I had a tiny piece of birthday cake because while I wanted to honor my birthday, I also didn’t want to get dumping syndrome or sabotage the hard work I’ve put into changing my life.

Ultimately, that tiny piece of cake might represent my growth more than some giant once-in-a-lifetime event ever could. Because for the first time in a very long time, I celebrated myself without abandoning myself in the process.

What Comes Next

So no, I didn’t finish my 40 Before 40 list. But I have spent this past year changing my life one day at a time. And I think that counts for something much bigger.

I do plan on making a 50 Before 50 list.
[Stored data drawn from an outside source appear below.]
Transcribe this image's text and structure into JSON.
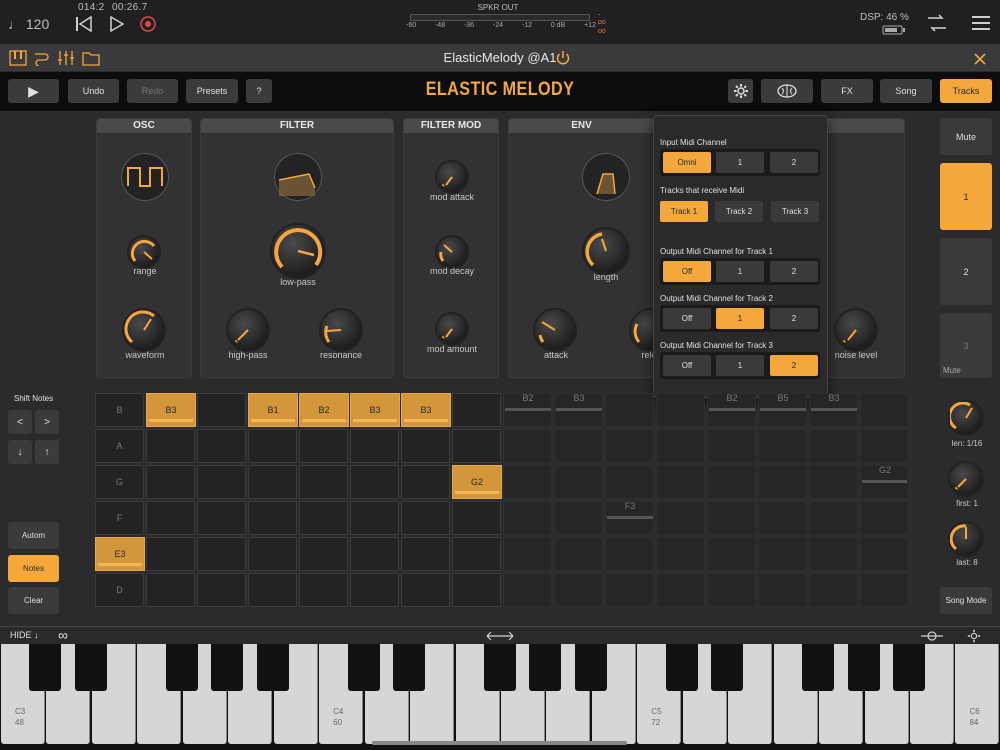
{
  "host": {
    "tempo": "♩ 120",
    "position": "014:2",
    "time": "00:26.7",
    "meter_label": "SPKR OUT",
    "meter_ticks": [
      "-60",
      "-48",
      "-36",
      "-24",
      "-12",
      "0 dB",
      "+12"
    ],
    "meter_inf": "-oo",
    "dsp": "DSP: 46 %"
  },
  "plugin_titlebar": {
    "title": "ElasticMelody @A1"
  },
  "toolbar": {
    "play": "▶",
    "undo": "Undo",
    "redo": "Redo",
    "presets": "Presets",
    "help": "?",
    "app_title": "ELASTIC MELODY",
    "fx": "FX",
    "song": "Song",
    "tracks": "Tracks"
  },
  "panels": {
    "osc": {
      "title": "OSC",
      "range": "range",
      "waveform": "waveform"
    },
    "filter": {
      "title": "FILTER",
      "lowpass": "low-pass",
      "highpass": "high-pass",
      "resonance": "resonance"
    },
    "filter_mod": {
      "title": "FILTER MOD",
      "attack": "mod attack",
      "decay": "mod decay",
      "amount": "mod amount"
    },
    "env": {
      "title": "ENV",
      "length": "length",
      "attack": "attack",
      "release": "rele"
    },
    "noise": {
      "label": "noise level"
    }
  },
  "tracks_side": {
    "mute": "Mute",
    "t1": "1",
    "t2": "2",
    "t3": "3",
    "mute_bottom": "Mute"
  },
  "midi_popup": {
    "input_channel": {
      "label": "Input Midi Channel",
      "options": [
        "Omni",
        "1",
        "2"
      ],
      "selected": 0
    },
    "tracks_receive": {
      "label": "Tracks that receive Midi",
      "options": [
        "Track 1",
        "Track 2",
        "Track 3"
      ],
      "selected": 0
    },
    "out_t1": {
      "label": "Output Midi Channel for Track 1",
      "options": [
        "Off",
        "1",
        "2"
      ],
      "selected": 0
    },
    "out_t2": {
      "label": "Output Midi Channel for Track 2",
      "options": [
        "Off",
        "1",
        "2"
      ],
      "selected": 1
    },
    "out_t3": {
      "label": "Output Midi Channel for Track 3",
      "options": [
        "Off",
        "1",
        "2"
      ],
      "selected": 2
    }
  },
  "left_controls": {
    "shift_notes": "Shift Notes",
    "left": "<",
    "right": ">",
    "down": "↓",
    "up": "↑",
    "autom": "Autom",
    "notes": "Notes",
    "clear": "Clear"
  },
  "grid": {
    "rows": [
      "B",
      "A",
      "G",
      "F",
      "E",
      "D"
    ],
    "notes": [
      {
        "label": "B3",
        "col": 1,
        "row": 0
      },
      {
        "label": "B1",
        "col": 3,
        "row": 0
      },
      {
        "label": "B2",
        "col": 4,
        "row": 0
      },
      {
        "label": "B3",
        "col": 5,
        "row": 0
      },
      {
        "label": "B3",
        "col": 6,
        "row": 0
      },
      {
        "label": "G2",
        "col": 7,
        "row": 2
      },
      {
        "label": "E3",
        "col": 0,
        "row": 4
      }
    ],
    "ghost_notes": [
      {
        "label": "B2",
        "col": 8,
        "row": 0
      },
      {
        "label": "B3",
        "col": 9,
        "row": 0
      },
      {
        "label": "B2",
        "col": 12,
        "row": 0
      },
      {
        "label": "B5",
        "col": 13,
        "row": 0
      },
      {
        "label": "B3",
        "col": 14,
        "row": 0
      },
      {
        "label": "G2",
        "col": 15,
        "row": 2
      },
      {
        "label": "F3",
        "col": 10,
        "row": 3
      }
    ]
  },
  "right_knobs": {
    "len": "len: 1/16",
    "first": "first: 1",
    "last": "last: 8",
    "song_mode": "Song Mode"
  },
  "keyboard_bar": {
    "hide": "HIDE ↓",
    "loop_icon": "∞"
  },
  "keyboard": {
    "labels": [
      {
        "note": "C3",
        "num": "48",
        "white_index": 0
      },
      {
        "note": "C4",
        "num": "60",
        "white_index": 7
      },
      {
        "note": "C5",
        "num": "72",
        "white_index": 14
      },
      {
        "note": "C6",
        "num": "84",
        "white_index": 21
      }
    ]
  },
  "colors": {
    "accent": "#f4a73a",
    "bg": "#2b2b2d"
  }
}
This time, I’ll have nearly a decade instead of feeling like I’m racing against the clock. But I’m also not rushing into it.

If you want to know why I started this list in the first place, that story is here.

One thing this chapter has taught me is that rushing does not always lead to positive results. Sometimes growth needs time and healing needs patience. Becoming the person you’re meant to be often happens slowly, quietly, and in ways that don’t always photograph well.

In fact, some of the best things that have happened to me were never on the original list at all.

I don’t want my life to feel like a constant emergency anymore. I want to experience it, evolve with it, and leave room for the version of me that doesn’t exist yet.

I used to believe success had to look dramatic to count. Now I think peace, growth, health, presence, and being honest with yourself might be the bigger victory.

So I’m curious:

What’s something in your life that didn’t turn out the way you planned… but still became meaningful anyway?